Je savais bien que Craig avait une longue histoire derrière lui. Mais je ne pouvais imaginer qu'elle serait comme ça.
Le mage Gloderhel avait vu son meilleur ami se faire tuer par ce jeune homme, et maintenant, il ne lui en veut pas. Je ne cessai de l'admirer pour la sagesse dont il faisait preuve.
Craig avait alors un lourd secret à cacher. Ce que j'avais vécu n'était rien comparé à lui.
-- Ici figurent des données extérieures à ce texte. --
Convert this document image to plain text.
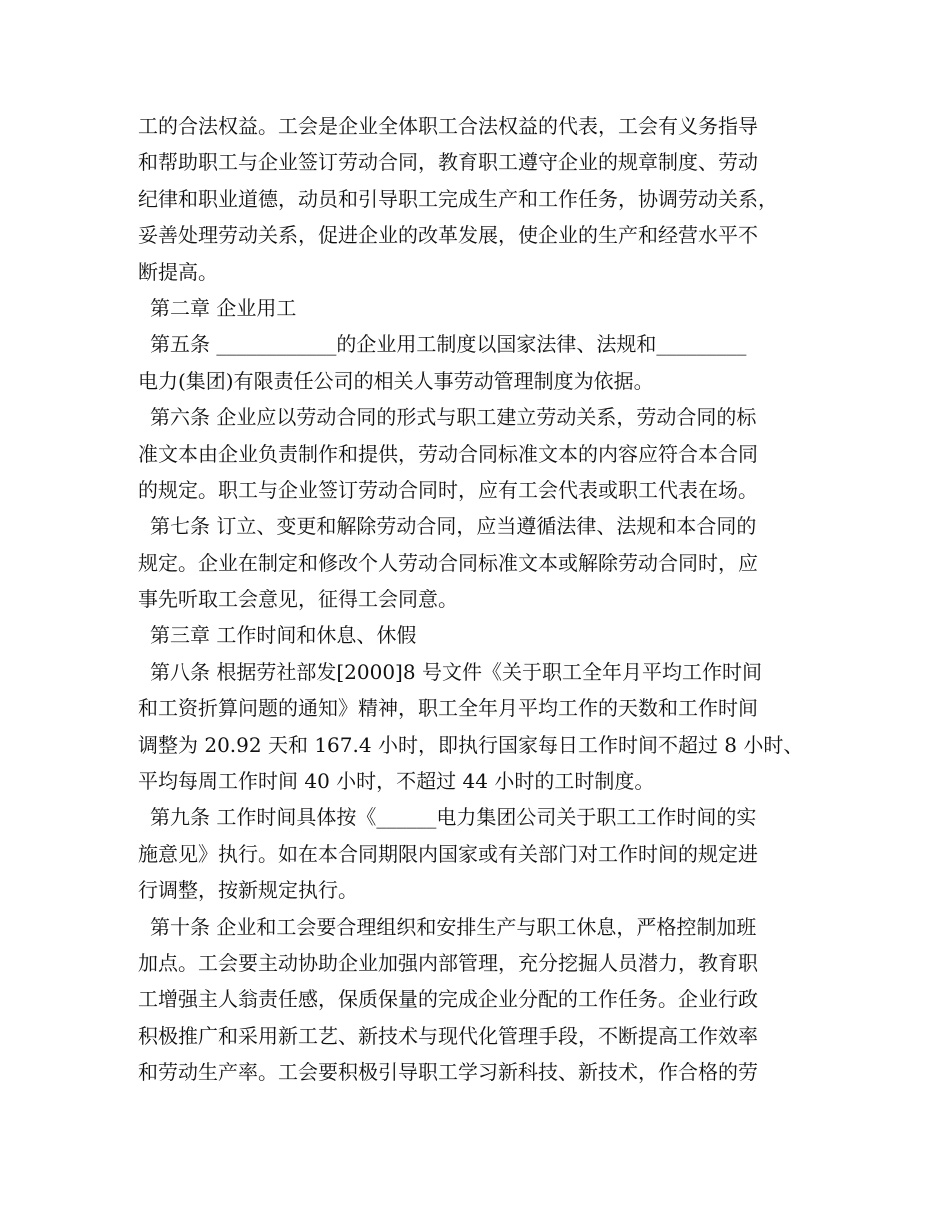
工的合法权益。工会是企业全体职工合法权益的代表，工会有义务指导
和帮助职工与企业签订劳动合同，教育职工遵守企业的规章制度、劳动
纪律和职业道德，动员和引导职工完成生产和工作任务，协调劳动关系，
妥善处理劳动关系，促进企业的改革发展，使企业的生产和经营水平不
断提高。
第二章 企业用工
第五条 ____________的企业用工制度以国家法律、法规和_________
电力(集团)有限责任公司的相关人事劳动管理制度为依据。
第六条 企业应以劳动合同的形式与职工建立劳动关系，劳动合同的标
准文本由企业负责制作和提供，劳动合同标准文本的内容应符合本合同
的规定。职工与企业签订劳动合同时，应有工会代表或职工代表在场。
第七条 订立、变更和解除劳动合同，应当遵循法律、法规和本合同的
规定。企业在制定和修改个人劳动合同标准文本或解除劳动合同时，应
事先听取工会意见，征得工会同意。
第三章 工作时间和休息、休假
第八条 根据劳社部发[2000]8 号文件《关于职工全年月平均工作时间
和工资折算问题的通知》精神，职工全年月平均工作的天数和工作时间
调整为 20.92 天和 167.4 小时，即执行国家每日工作时间不超过 8 小时、
平均每周工作时间 40 小时，不超过 44 小时的工时制度。
第九条 工作时间具体按《______电力集团公司关于职工工作时间的实
施意见》执行。如在本合同期限内国家或有关部门对工作时间的规定进
行调整，按新规定执行。
第十条 企业和工会要合理组织和安排生产与职工休息，严格控制加班
加点。工会要主动协助企业加强内部管理，充分挖掘人员潜力，教育职
工增强主人翁责任感，保质保量的完成企业分配的工作任务。企业行政
积极推广和采用新工艺、新技术与现代化管理手段，不断提高工作效率
和劳动生产率。工会要积极引导职工学习新科技、新技术，作合格的劳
Dès demain , je m'étais promis d'aller m'entraîner, de persévérer et de ne jamais abandonner. Si cette bête croyait encore qu'elle pouvait me contrôler comme une simple marionnette, alors elle se trompait.
Si elle croyait qu'elle pouvait se servir de mon corps, de mon âme de mes souvenirs comme si ça lui appartenait, alors elle sera bien déçue.
J'avais presque oublié l'histoire du Diable et de sa vengeance. Ce dernier ne tardera pas à me le rappeler et ce de la pire façon qui soit.